もし精霊術師の意思に反することをすれば、精霊が怒り、その先はあまり口には出せないことが怒るかもしれない。
「ここにいる間は、屋敷の中を好きに歩いて構いませんよ。ですが、鍵のかかっている部屋には決して入ってはなりません。どうしても入りたい場合は私の許可を取るように」
一通り案内してくれたシルビアは指と指を交差させて、バツを作る。子供に言い聞かせるような仕草に、シルビアの中ではまだ自分は幼いままなのだろうとアリスティアは思った。
「ここでは常に、静かに過ごしなさい」
隣で話を聞いていたフィリアがぴくりと反応する。シルビアの穏やかな表情では、どこまで知っているのか読み取れない。
「おばあさま、私……おばあさまと話がしたいです。私は今まで、おばあさまがいることも知りませんでした。おばあさまについても精霊についても、いろいろ教えてください」
ずい、とフィリアが前に出る。
「ごめんなさいね。二人を呼んだのは私ですが、あまり時間を取ることができなくて」
「おばあさまは帝国の繁栄を担う一人ですから、仕方ありません。誓約もあるでしょうから……けれど許されるならおばあさまの都合のつく時間に、伺ってもよろしいでしょうか?」
アリスティアも一歩前に出て、フィリアと肩を並べる。
「ええ、もちろんですよ。待っていますね」
「ありがとうございます」
日時の指定はしてこない。けれどシルビアは「待っている」と言った。やはり話は、手紙で示されたそのときしかしてもらえないのだろう。
「それでは私は部屋に戻りますね」
アリスティアとフィリアは笑顔で祖母の背中を見送る。お付きの侍女と護衛とともにその姿が見えなくなると、フィリアはすっと笑顔を消した。
「どういうつもりよ」
「なにが?」
あっけらかんと答えるアリスティアに、フィリアの目が鋭くなる。それぞれ後ろに控えている騎士の視線などお構いなしだ。
「いつ、おばあさまと話す約束をしたの? 私が話そうって言ったのに、どうして横から機会を奪うのよ」
言ってから、フィリアははっとした顔をする。
「まさか、あなたもおばあさまから手紙をもらったの?」
やはり、フィリアも手紙をもらっていたようだ。内容まで同じかはわからないが、暗号めいた文章から想像はしていた。
「なんの話かしら」
「ちょっと、どこ行くのよ!」
「どこって、おばあさまが好きに歩いていいと言ったんじゃない。私に遅れを取りたくないと考えているなら、その必要はないわよ。だって、ものは逃げないんだもの。フィリア令嬢もおばあさまの厚意に甘えるといいわ」
フィリアの後ろでリーファスはぎくしゃくと腕を動かしている。フィリアをなだめようとはするものの決心がつかないようで、行き場のない手を彷徨わせていた。

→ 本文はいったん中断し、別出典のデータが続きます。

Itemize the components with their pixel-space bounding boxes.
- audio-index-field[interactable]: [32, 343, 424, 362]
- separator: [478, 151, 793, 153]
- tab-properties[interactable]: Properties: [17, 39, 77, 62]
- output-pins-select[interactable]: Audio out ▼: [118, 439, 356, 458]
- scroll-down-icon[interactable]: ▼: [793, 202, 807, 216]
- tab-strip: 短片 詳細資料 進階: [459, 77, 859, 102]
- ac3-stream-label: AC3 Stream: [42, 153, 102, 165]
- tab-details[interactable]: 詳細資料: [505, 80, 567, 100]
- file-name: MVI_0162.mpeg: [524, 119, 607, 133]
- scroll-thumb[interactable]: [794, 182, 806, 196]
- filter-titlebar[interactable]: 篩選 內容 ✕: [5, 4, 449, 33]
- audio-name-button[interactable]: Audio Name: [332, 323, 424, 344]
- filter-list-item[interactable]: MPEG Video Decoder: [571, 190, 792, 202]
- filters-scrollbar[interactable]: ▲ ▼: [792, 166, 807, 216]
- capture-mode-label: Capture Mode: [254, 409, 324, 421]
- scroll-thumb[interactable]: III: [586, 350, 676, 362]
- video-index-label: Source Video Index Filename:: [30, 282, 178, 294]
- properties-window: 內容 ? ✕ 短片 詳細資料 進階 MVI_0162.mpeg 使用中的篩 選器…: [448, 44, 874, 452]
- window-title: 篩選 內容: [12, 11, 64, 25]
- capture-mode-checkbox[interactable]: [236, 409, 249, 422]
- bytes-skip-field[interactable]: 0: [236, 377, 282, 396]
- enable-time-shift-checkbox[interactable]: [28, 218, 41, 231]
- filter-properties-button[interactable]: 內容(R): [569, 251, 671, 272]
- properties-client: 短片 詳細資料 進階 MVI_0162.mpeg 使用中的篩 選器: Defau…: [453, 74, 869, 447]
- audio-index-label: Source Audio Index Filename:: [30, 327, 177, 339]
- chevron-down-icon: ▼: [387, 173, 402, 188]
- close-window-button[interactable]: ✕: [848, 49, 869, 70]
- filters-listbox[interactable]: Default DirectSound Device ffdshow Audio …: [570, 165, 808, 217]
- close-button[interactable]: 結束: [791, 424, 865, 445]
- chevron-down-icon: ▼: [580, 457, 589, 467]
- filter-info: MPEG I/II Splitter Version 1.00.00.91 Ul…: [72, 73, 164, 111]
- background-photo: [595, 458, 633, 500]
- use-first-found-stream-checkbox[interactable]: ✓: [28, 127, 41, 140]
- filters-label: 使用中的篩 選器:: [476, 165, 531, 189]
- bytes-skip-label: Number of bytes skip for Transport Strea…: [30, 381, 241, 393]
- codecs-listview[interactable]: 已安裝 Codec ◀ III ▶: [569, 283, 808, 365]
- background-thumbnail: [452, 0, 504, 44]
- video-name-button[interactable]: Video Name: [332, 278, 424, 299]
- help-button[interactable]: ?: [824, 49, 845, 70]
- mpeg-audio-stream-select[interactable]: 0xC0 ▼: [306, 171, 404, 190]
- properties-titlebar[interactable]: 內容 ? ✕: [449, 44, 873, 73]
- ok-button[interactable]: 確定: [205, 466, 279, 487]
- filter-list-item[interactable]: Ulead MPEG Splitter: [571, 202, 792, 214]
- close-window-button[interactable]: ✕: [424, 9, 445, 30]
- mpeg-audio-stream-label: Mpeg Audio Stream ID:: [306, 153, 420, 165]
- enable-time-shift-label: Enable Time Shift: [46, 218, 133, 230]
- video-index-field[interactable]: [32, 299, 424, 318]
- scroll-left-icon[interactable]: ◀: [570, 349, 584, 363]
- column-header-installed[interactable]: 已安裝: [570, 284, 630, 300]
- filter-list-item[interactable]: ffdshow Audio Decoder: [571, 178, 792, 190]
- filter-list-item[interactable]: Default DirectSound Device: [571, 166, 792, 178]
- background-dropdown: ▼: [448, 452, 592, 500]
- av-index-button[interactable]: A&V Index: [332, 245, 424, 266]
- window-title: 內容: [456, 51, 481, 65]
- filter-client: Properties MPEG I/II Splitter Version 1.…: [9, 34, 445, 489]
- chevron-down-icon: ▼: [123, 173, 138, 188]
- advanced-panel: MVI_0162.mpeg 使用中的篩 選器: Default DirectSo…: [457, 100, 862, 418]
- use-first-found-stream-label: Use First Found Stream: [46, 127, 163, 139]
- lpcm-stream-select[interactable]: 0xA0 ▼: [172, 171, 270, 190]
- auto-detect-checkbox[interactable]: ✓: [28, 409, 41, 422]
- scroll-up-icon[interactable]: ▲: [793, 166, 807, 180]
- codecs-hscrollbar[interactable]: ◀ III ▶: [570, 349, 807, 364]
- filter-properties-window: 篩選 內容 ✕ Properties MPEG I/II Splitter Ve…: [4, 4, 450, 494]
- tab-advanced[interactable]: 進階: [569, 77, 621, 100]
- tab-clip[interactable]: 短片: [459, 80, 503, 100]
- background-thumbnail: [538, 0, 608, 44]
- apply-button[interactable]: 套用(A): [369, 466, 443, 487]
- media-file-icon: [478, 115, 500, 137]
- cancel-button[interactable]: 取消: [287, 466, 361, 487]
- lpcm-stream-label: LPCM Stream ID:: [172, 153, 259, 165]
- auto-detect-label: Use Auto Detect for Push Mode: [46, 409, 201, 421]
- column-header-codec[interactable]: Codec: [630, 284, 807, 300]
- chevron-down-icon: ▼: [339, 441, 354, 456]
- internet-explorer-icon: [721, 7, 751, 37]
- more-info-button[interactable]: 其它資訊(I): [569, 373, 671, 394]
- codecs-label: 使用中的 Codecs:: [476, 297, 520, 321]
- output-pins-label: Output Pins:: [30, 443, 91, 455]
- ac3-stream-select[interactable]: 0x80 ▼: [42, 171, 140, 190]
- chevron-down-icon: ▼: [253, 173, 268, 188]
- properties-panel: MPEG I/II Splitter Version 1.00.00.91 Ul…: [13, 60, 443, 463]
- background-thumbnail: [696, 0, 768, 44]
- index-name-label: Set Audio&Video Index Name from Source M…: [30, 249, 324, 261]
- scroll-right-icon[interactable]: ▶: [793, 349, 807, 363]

ランドルフは我関せずといった面持ちで、この火花を散らすような光景を面倒くさそうに眺めている。
「そうそう。もらった手紙について、それがどんなに些細なものであろうと、そう易々と口外しないほうがいいわ」
アリスティアはにこりと微笑む。
わたわたしていたリーファスがぴたっと顔を引きしめる。いや、引きつらせたというほうが正しいかもしれない。
だが、アリスティアは気にせず続ける。
「それでは、あなたへの信頼は下がる一方よ」
「なっ……」
フィリアは反論しようとするが、うまく言葉が出てこないようだった。
アリスティアはくるりと踵を返す。リーファスには悪いことをしてしまったかもしれない。癇癪を起しかねないフィリアを、押しつける形になってしまったのだから。